With his second-place showing in the Iowa Republican caucus last night behind Senator Ted Cruz (R-TX) causing some doubts about Donald Trump’s candidacy, the only New Jersey Republican to officially endorse ‘The Donald’ still believes Trump’s lead in New Hampshire is the most important factor in his battle against Cruz. Senator Mike Doherty (R-23) said Tuesday that while he is still hoping for a Trump presidency, he hopes the Republican party as a whole will reap the benefits of a volatile primary cycle.
“I think he’s in excellent shape. He’s leading in the polls in new Hampshire by a strong margin and he’s leading nationwide,” Doherty said of Trump, adding that he believes Cruz’s three-point victory (27.6 percent to Trump’s 24.3 percent) resulted from his strong support from the evangelical community in Iowa.

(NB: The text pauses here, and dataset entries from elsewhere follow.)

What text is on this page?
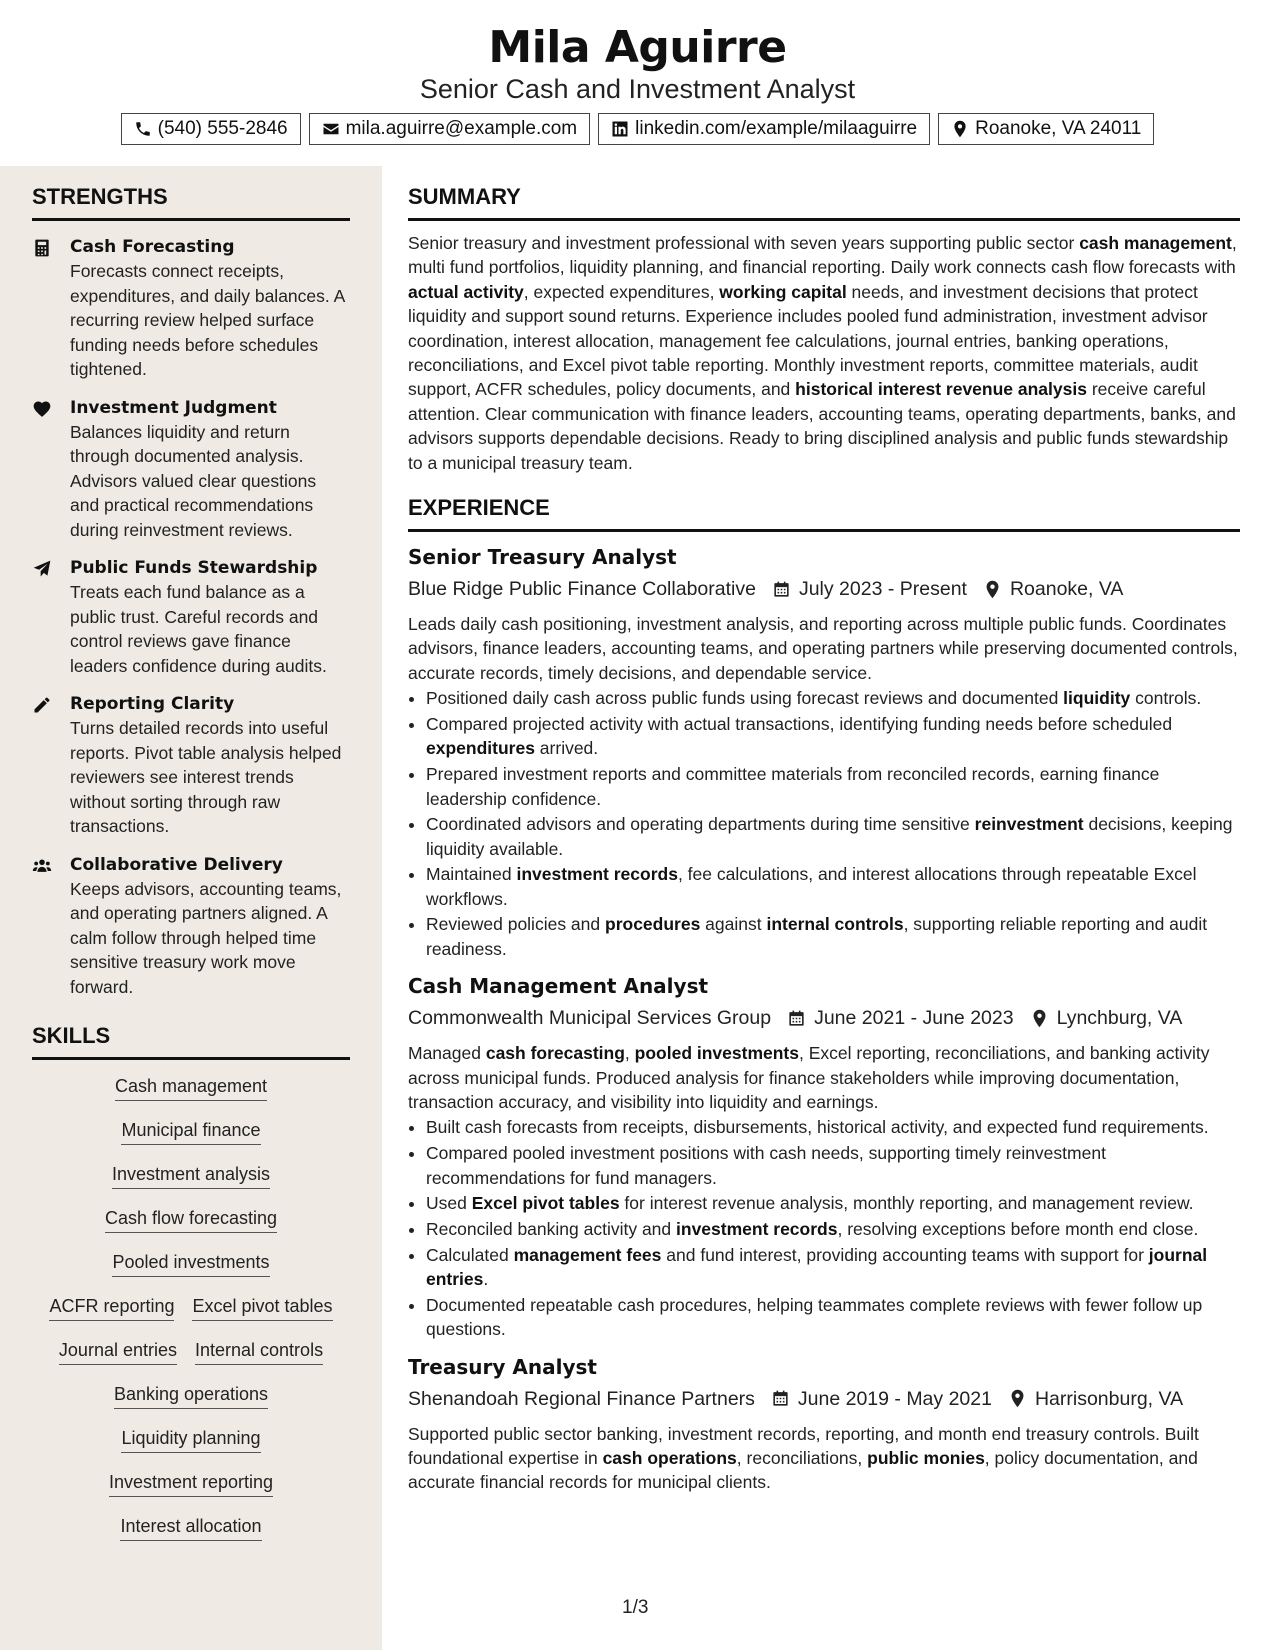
Mila Aguirre
Senior Cash and Investment Analyst
(540) 555-2846	mila.aguirre@example.com	linkedin.com/example/milaaguirre	Roanoke, VA 24011
STRENGTHS
Cash Forecasting
Forecasts connect receipts, expenditures, and daily balances. A recurring review helped surface funding needs before schedules tightened.
Investment Judgment
Balances liquidity and return through documented analysis. Advisors valued clear questions and practical recommendations during reinvestment reviews.
Public Funds Stewardship
Treats each fund balance as a public trust. Careful records and control reviews gave finance leaders confidence during audits.
Reporting Clarity
Turns detailed records into useful reports. Pivot table analysis helped reviewers see interest trends without sorting through raw transactions.
Collaborative Delivery
Keeps advisors, accounting teams, and operating partners aligned. A calm follow through helped time sensitive treasury work move forward.
SKILLS
Cash management
Municipal finance
Investment analysis
Cash flow forecasting
Pooled investments
ACFR reporting Excel pivot tables
Journal entries Internal controls
Banking operations
Liquidity planning
Investment reporting
Interest allocation
SUMMARY
Senior treasury and investment professional with seven years supporting public sector cash management, multi fund portfolios, liquidity planning, and financial reporting. Daily work connects cash flow forecasts with actual activity, expected expenditures, working capital needs, and investment decisions that protect liquidity and support sound returns. Experience includes pooled fund administration, investment advisor coordination, interest allocation, management fee calculations, journal entries, banking operations, reconciliations, and Excel pivot table reporting. Monthly investment reports, committee materials, audit support, ACFR schedules, policy documents, and historical interest revenue analysis receive careful attention. Clear communication with finance leaders, accounting teams, operating departments, banks, and advisors supports dependable decisions. Ready to bring disciplined analysis and public funds stewardship to a municipal treasury team.
EXPERIENCE
Senior Treasury Analyst
Blue Ridge Public Finance Collaborative July 2023 - Present Roanoke, VA
Leads daily cash positioning, investment analysis, and reporting across multiple public funds. Coordinates advisors, finance leaders, accounting teams, and operating partners while preserving documented controls, accurate records, timely decisions, and dependable service.
• Positioned daily cash across public funds using forecast reviews and documented liquidity controls.
• Compared projected activity with actual transactions, identifying funding needs before scheduled expenditures arrived.
• Prepared investment reports and committee materials from reconciled records, earning finance leadership confidence.
• Coordinated advisors and operating departments during time sensitive reinvestment decisions, keeping liquidity available.
• Maintained investment records, fee calculations, and interest allocations through repeatable Excel workflows.
• Reviewed policies and procedures against internal controls, supporting reliable reporting and audit readiness.
Cash Management Analyst
Commonwealth Municipal Services Group June 2021 - June 2023 Lynchburg, VA
Managed cash forecasting, pooled investments, Excel reporting, reconciliations, and banking activity across municipal funds. Produced analysis for finance stakeholders while improving documentation, transaction accuracy, and visibility into liquidity and earnings.
• Built cash forecasts from receipts, disbursements, historical activity, and expected fund requirements.
• Compared pooled investment positions with cash needs, supporting timely reinvestment recommendations for fund managers.
• Used Excel pivot tables for interest revenue analysis, monthly reporting, and management review.
• Reconciled banking activity and investment records, resolving exceptions before month end close.
• Calculated management fees and fund interest, providing accounting teams with support for journal entries.
• Documented repeatable cash procedures, helping teammates complete reviews with fewer follow up questions.
Treasury Analyst
Shenandoah Regional Finance Partners June 2019 - May 2021 Harrisonburg, VA
Supported public sector banking, investment records, reporting, and month end treasury controls. Built foundational expertise in cash operations, reconciliations, public monies, policy documentation, and accurate financial records for municipal clients.
1/3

“I just think demographics is destiny in politics. And the demographics in Iowa were set up for him to do well, and he pulled out all the stops to do that,” he said, adding that the first primary is not always a reliable bellwether for the eventual nominee. “Iowa was a perfect state for Ted Cruz to run in. In the past folks such as Pat Robertson have won against George Bush in 1988, Ronald Reagan lost in 1980.
“New Hampshire is a different story.”
Doherty said that while the Trup-Cruz rivalry has dominated coverage and the caucuses, the clear trend has been a rejection of traditional GOP party authorities. After taking a quick shot at Cruz’s odds in the nationwide primaries, he said that Senator Marco Rubio (R-FL) could pose the greatest threat to the two upstarts. Rubio came in third last night, with 23.1 percent of caucusgoers.
“Cruz had to win that state to maintain his viability. I will say this: if you take a look at the vote totals and you start adding them up, the percentage of the votes that went to outsiders, outside the establishment, was huge,” he said. “If you add up Trump, Cruz and Carson’s totals, clearly the voters are rejecting the establishment candidates this year.
“I still hold out hope that Trump and Cruz will work together,” Doherty continued. “If somehow their battle against each other leads to a guy like Rubio sneaking up in between, I don’t think that’s going to be good for the Republican Party in the fall because you’re going to have a base that’s very de-energized.”
On what he expects between now and next Tuesday when the New Hampshire totals roll in, Doherty said that former establishment favorites like former Florida Governor Jeb Bush, Ohio Governor John Kasich and New Jersey’s own Governor Chris Christie will lash out against Rubio in a bid to install themselves as the third-place establishment favorite. Doherty said that Rubio is in for “hell week.”
“If Marco Rubio gets through it OK then I guess he’s proved his mettle, but I think there’s going to be a huge target on his back,” he said. “All of these other establishment candidates, it’s do or die.
“His former mentor Jeb Bush, I guess he’s feeling a little sore right now.”
On the Republicans’ chances against either former Secretary of State Hillary Clinton of Senator Bernie Sanders (D-VT), who fought it out to a near-draw in Iowa, Doherty said he believes the racial and ethnic diversity of the Republican slate will resonate with voters and combat the perception of the GOP as the party of the country’s shrinking white majority. Despite Trump’s provocative comments on immigration, Doherty said the electorate will see the difference between the two sides’ candidates and make their own conclusions.
“Three of the top four candidates, two of them were Cuban-Americans and one of them was and African-american,” Doherty said of Cruz, Rubio and retired neurosurgeon Ben Carson. “That says a lot for the Republican party, I believe, and the conventional wisdom that Democrats try to throw out there is absolutely incorrect. On the other hand, Democrats offered three white candidates.”